There was a period in my hiking career that I always had a brick with me – and people would offer to pack the weight to have it on hand.

Fall is coming in a month, the days are already getting shorter in the far north, and it’s cool in the evenings. As it gets cooler in September and October having extra calories is a good thing. You will sleep better on a belly of calories….

Now imagine you could have a fudge that contains only 3 ingredients. Comes together quickly, with no special talent needed to make it. No thermometer needed. And is allergy-friendly. So nearly all can enjoy it!

Did you know I wrote a trail cookbook that is allergy friendly? I did it for my youngest son, who has severe multiple food allergies, so that he’d have a guide when he got older – that he could trust.
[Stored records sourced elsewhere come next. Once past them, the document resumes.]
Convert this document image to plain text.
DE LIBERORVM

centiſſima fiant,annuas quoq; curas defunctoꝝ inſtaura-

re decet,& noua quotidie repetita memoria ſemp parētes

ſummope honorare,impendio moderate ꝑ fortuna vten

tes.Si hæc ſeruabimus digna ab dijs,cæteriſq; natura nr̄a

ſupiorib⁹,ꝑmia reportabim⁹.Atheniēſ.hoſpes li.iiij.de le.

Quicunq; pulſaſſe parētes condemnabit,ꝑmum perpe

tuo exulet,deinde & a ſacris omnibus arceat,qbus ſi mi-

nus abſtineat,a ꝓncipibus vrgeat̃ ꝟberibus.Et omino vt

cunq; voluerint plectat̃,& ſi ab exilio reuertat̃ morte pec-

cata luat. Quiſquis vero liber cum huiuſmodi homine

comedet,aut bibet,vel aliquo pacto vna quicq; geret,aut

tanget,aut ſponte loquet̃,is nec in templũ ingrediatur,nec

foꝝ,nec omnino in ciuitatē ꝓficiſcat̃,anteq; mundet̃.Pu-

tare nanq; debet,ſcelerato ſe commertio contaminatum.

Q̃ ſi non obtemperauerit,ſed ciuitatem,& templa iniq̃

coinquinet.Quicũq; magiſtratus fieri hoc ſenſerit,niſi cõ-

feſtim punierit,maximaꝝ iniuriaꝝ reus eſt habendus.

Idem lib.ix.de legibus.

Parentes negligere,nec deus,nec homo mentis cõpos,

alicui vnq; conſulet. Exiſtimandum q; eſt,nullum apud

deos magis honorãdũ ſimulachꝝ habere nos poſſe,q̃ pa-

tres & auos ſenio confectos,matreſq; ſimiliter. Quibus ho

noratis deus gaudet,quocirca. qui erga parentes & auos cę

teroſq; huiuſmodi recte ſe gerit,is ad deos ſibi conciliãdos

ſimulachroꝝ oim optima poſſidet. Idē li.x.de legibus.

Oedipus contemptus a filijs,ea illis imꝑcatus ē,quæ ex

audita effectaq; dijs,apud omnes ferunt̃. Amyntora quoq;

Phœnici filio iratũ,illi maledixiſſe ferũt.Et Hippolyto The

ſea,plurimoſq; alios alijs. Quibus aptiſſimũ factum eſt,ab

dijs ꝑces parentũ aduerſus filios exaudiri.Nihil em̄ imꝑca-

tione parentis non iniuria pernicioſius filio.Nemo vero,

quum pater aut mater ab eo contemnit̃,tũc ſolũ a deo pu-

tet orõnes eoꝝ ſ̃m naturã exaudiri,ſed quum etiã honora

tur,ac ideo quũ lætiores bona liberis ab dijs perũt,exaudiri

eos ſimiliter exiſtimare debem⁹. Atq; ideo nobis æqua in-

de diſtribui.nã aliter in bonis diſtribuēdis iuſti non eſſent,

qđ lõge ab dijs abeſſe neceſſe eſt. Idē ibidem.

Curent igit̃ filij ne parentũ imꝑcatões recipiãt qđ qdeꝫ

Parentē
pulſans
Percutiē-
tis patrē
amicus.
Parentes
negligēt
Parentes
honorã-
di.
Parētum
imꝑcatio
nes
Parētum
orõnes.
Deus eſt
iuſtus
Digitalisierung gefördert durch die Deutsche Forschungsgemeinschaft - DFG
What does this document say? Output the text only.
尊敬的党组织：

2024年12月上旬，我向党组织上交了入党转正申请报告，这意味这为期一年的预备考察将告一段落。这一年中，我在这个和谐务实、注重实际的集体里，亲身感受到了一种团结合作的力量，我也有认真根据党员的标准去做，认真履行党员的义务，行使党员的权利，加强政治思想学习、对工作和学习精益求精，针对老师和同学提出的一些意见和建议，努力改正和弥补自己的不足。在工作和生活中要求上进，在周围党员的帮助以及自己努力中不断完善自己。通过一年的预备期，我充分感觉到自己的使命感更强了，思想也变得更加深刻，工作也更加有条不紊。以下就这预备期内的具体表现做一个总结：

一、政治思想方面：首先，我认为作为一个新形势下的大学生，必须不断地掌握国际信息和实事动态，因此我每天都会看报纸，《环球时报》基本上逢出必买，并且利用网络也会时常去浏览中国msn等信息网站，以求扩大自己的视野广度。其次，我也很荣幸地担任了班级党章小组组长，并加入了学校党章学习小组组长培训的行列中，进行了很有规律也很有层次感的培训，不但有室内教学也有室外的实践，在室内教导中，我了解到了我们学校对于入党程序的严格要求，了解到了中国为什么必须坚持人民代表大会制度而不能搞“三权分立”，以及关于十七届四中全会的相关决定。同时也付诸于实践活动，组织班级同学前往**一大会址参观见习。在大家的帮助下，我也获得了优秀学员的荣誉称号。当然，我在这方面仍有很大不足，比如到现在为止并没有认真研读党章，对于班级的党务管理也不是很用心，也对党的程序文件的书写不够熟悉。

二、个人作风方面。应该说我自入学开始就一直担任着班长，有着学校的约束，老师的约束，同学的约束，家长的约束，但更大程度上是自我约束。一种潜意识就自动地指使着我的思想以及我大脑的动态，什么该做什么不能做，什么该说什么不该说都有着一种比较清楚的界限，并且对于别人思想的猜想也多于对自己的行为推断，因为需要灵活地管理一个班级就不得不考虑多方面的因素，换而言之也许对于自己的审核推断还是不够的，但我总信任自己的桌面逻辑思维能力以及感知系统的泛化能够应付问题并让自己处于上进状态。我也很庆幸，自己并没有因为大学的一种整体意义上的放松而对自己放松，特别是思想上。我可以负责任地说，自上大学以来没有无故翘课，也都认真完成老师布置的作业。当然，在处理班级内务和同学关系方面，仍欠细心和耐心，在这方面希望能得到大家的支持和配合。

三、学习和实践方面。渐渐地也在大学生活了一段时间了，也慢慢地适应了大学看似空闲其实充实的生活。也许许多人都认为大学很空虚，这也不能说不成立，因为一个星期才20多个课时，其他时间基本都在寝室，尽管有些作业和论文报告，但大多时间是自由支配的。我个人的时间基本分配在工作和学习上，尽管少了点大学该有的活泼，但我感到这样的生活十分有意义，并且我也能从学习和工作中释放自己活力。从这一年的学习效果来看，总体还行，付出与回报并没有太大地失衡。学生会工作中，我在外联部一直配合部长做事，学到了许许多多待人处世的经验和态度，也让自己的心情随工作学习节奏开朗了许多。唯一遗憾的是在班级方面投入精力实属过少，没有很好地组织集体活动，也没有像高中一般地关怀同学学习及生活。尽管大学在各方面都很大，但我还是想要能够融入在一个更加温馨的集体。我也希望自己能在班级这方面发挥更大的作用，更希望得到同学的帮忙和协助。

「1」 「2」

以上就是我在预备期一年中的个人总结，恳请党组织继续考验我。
Hiking Free Allergy Friendly Recipes For The Outdoors:

Now then, you can of course make it with standard chocolate chips and dairy condensed milk. Both are equally good, if you don’t have allergies. The options these days though – we had little of it just 10 years ago!

Dairy-Free Allergen Friendly Fudge



Line a glass 8×8″ baking pan with parchment paper (it helps if you wipe the pan with cold butter first, then press the paper in. It won’t shift then.)

Add the sweetened condensed milk and chocolate chips into a medium heavy bottomed saucepan.

Heat on low, whisking often, until the chocolate is fully melted, and it is smooth.

Remove from the burner. Whisk in the vanilla.

Pour into the prepared pan, spreading smoothly with a spatula.

Place in refrigerator, let chill until set (about 2 hours).

Pull up on the parchment paper to remove from the pan, set on a cutting board and cut into bite size pieces.

Store in a tightly sealed container or wrap in 2 layers of plastic wrap. Keep chilled before leaving on trips. When I would take fudge on trips, I kept it in an insulated bag/cooler for the ride, as your car could be pretty toasty. I’d carry it wrapped in plastic wrap, then stashed in a gallon freezer bag for carrying, and carry in the center of my pack so if the sun came out it didn’t get soft.

“Lasts” up to 3 weeks. If you have chocolate fans around you, it’ll be gone first night out…or at home.


Most grocery stores now carry at least 1 type of allergy friendly chocolate chips, next to the regular ones. Even the big names are getting into the game, but I prefer Enjoy Life as I know they are safe.

Oat Sweetened Condensed milk is also now available if you are allergic to coconut products.

Enjoy Life makes a white chocolate chip that can be used for other flavors of fudge. Think white + lemon extract or orange extract. Or mint extract.

Add in dried diced up fruit or berries (or nuts if you can eat them) right before pouring. Even vegan marshmallows, such as Dandies, can be folded in (they are usually safe for most allergies).